[Rhoda Fleming by George Meredith]@TWC D-Link book
Rhoda Fleming

CHAPTER I
8/18

The characteristic of girls having a disposition to rise, is to be cravingly mimetic; and they remembered, and crooned over, till by degrees they adopted the phrases and manner of speech of highly grammatical people, such as the rector and his lady, and of people in story-books, especially of the courtly French fairy-books, wherein the princes talk in periods as sweetly rounded as are their silken calves; nothing less than angelically, so as to be a model to ordinary men.
The idea of love upon the lips of ordinary men, provoked Dahlia's irony; and the youths of Wrexby and Fenhurst had no chance against her secret Prince Florizels.

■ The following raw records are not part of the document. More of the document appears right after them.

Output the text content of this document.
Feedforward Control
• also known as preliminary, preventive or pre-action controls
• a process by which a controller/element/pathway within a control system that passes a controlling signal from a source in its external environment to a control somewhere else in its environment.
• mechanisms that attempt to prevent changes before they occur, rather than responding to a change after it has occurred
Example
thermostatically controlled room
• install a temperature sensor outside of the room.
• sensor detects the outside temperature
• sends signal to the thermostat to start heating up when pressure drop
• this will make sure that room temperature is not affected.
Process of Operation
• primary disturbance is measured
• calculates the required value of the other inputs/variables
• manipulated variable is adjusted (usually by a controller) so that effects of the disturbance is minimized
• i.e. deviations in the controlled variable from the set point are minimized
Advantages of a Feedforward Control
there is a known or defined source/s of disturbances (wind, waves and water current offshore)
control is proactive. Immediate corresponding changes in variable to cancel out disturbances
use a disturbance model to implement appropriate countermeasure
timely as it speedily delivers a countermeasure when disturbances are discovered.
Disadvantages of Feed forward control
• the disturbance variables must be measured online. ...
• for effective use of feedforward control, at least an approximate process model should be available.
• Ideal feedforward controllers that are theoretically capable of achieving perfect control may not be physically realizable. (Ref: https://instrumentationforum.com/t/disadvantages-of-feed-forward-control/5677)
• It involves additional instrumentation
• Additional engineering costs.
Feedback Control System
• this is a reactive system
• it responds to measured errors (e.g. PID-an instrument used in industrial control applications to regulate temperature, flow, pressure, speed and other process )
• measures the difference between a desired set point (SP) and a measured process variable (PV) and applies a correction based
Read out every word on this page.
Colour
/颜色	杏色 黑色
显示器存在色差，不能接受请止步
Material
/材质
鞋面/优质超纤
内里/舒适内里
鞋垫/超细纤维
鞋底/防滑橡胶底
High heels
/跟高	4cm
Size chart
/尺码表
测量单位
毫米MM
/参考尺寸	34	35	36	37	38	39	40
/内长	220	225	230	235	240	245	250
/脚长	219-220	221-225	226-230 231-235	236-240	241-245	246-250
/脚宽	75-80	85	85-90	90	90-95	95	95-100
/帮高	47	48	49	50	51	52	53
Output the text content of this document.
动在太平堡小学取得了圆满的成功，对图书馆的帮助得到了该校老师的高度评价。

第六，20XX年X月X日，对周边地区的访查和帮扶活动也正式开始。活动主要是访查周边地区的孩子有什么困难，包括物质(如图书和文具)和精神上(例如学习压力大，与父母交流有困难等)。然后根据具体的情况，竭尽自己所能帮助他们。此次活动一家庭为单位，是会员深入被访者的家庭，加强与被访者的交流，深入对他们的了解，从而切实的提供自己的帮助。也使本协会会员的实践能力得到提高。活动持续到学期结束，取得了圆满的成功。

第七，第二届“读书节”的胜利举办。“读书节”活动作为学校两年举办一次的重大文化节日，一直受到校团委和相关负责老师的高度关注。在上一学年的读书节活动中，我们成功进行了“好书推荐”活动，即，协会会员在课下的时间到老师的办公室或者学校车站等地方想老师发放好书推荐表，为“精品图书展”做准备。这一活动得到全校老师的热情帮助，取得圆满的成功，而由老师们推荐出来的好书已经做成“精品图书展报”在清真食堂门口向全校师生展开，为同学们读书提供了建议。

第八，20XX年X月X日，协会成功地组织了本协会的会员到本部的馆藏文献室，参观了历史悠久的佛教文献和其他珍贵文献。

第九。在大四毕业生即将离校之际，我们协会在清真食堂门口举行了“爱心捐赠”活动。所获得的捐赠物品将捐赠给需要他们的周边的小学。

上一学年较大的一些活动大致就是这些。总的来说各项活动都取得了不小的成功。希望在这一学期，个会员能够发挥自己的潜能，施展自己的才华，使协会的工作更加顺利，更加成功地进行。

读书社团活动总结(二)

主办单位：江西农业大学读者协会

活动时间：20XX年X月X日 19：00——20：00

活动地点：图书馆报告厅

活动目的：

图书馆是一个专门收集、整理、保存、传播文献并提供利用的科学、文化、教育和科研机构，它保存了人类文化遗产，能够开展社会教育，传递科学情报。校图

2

Them she endowed with no pastoral qualities; on the contrary, she conceived that such pure young gentlemen were only to be seen, and perhaps met, in the great and mystic City of London.
Naturally, the girls dreamed of London.

To educate themselves, they copied out whole pages of a book called the `Field of Mars,' which was next to the family Bible in size among the volumes of the farmer's small library.

The deeds of the heroes of this book, and the talk of the fairy princes, were assimilated in their minds; and as they looked around them upon millers', farmers', maltsters', and tradesmen's sons, the thought of what manner of youth would propose to marry them became a precocious tribulation.

Rhoda, at the age of fifteen, was distracted by it, owing to her sister's habit of masking her own dismal internal forebodings on the subject, under the guise of a settled anxiety concerning her sad chance.
In dress, the wife of the rector of Wrexby was their model.